Monthly Archives: April 2008

Bissinger vs. Blogs

I finally caught the Bob Costas sports media special tonight- the first half of it, anyway- and oh lord! I knew Buzz Bissinger was eccentric, but had no idea he was completely crazy:

Thoughts: I renew my usual objection to any sort of 100 percent generalizations of big media as a whole, or blogging as a whole. Something isn’t stupid just because it’s on a blog, nor is it genius.
Similarly, Bissinger doesn’t sound like he’s, you know, spent much time on blogs, and therefore has no idea what he’s talking about. Loud, ignorant and profane is no way to go through life, son.
In all, though, what I’ve seen of the special so far was top-notch; Michael Strahan telling off that idiot Chris Russo was especially a highlight. More on this later.

Strausbaugh Speaks

I pointed out last week how odd it was that New York Press put out a 20th anniversary issue that, on the front cover, included the names of several prominent former writers for the paper, which would seem to imply that they had in fact contributed to the issue. The paper’s former editor, John Strausbaugh, noticed too, and he wasn’t as nice as I was:

I have not been, and would not be, associated with the New York Press since the pigfuckers who bought it from Russ Smith unceremoniously canned me, via a phone call from a flunky, two days before Christmas 2002. Merry Xmas, Mr. Strausbaugh, and rots a ruck. So I was surprised to see my name on the cover of the 20th Anniversary issue (April 23-28). The roll call of fallen heroes on the cover clearly suggests we all had something to do with this issue, when obviously most of us did not, and a lot of us definitely would not… Armonds having written half the issue notwithstanding, the pretense that theres an unbroken timeline connecting the original New York Press to the current version is misleading and disingenuous at best. Using my name to front for this fantasy was, unintentionally Im sure, kind of an insult.

A New Fox News Low Point

Bill pointed this out, and I’ve been laughing about it since this morning:

I don’t know what’s worse: that they questioned whether they could find “video” of an event that took place in the 1850s, or that they couldn’t tell the difference between Stephen Douglas and Frederick Douglass. It’s pretty embarrassing when a joke about “messing around with an intern” is the third-worst moment in a 25-second clip.

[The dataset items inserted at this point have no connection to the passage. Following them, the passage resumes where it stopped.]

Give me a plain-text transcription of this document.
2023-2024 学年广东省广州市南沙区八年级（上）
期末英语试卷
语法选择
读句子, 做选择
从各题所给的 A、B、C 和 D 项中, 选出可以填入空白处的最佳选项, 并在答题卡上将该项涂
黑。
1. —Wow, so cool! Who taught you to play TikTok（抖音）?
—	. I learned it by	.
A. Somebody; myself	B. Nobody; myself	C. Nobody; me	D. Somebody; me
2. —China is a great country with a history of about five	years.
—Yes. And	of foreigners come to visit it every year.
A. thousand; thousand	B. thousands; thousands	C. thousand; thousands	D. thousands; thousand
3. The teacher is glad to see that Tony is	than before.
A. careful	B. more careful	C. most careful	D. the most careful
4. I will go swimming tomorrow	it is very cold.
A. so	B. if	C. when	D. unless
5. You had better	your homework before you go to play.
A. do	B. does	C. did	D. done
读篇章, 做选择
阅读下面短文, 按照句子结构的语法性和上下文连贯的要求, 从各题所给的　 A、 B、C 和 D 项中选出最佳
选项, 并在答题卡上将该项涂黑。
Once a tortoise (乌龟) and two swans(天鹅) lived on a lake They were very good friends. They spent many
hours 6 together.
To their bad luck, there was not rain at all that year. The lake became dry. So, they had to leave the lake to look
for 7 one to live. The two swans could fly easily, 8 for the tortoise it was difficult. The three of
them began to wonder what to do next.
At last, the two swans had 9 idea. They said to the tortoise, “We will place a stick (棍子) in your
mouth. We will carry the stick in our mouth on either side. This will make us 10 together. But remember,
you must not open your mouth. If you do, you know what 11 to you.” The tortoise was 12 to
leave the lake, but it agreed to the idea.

Book Addiction: It’s Real!

From Cracked’s list of “6 Things You Didn’t Know You Could Get Addicted To,” here’s a disorder I think I may have:

When you hear there’s such a thing as book addiction, you figure, hell, it’d be rad to be addicted to the Western literary canon. You’d be so quick with quips and quotes at dinner parties you could wear a damned monocle and nobody would dare call you on it.
The horrifying reality:
The most prominent modern bibiliomaniac was Stephen Carrie Blumberg. From 1974 to 1990, this bookish chap raided the archives of about 185 North American universities. When the FBI finally raided his Ottumwa, Iowa home, the feds discovered 28,000 stolen books and manuscripts he had been compulsively hoarding.
Bibliomaniacs like him don’t necessarily read their books or even collect valuable ones. They just collect them out of a compulsive need to have a fuckload of books. So you could be a bibliomaniac while remaining completely illiterate, though you could build a kick-ass fort.

I’m not THAT bad, I’ve never stolen books, and unlike Philadelphia politician Mark Cohen, I’ve never charged the taxpayers $28,000 over two years just in books. And I don’t think my wife would enjoy it if I built a fort in my office.

Little Journalists

Anyone else watching this reality show “The Paper” on MTV? It’s really something- the day-to-day goings-on of a high school newspaper staff in Florida. My favorite parts are that the editor in chief, Amanda, is a complete lunatic who is totally oblivious that the rest of the staff hates her, and that it appears all of the males on the staff are gay. Yet so far, we haven’t seen them do any actual journalism at all. In all, it’s much more interesting then a show about my high school’s newspaper would’ve been.

Farewell, MZS

I was sorry to see this week that Matt Zoller Seitz, one of my favorite film critics for nearly ten years, is getting out of the film writing business. I read MZS for years in New York Press, before he left a few years ago and started the excellent criticism site The House Next Door. Seitz directed an excellent small film a couple of years ago called “Home,” which is worth checking out, and supposedly he’s going to be going into filmmaking full time.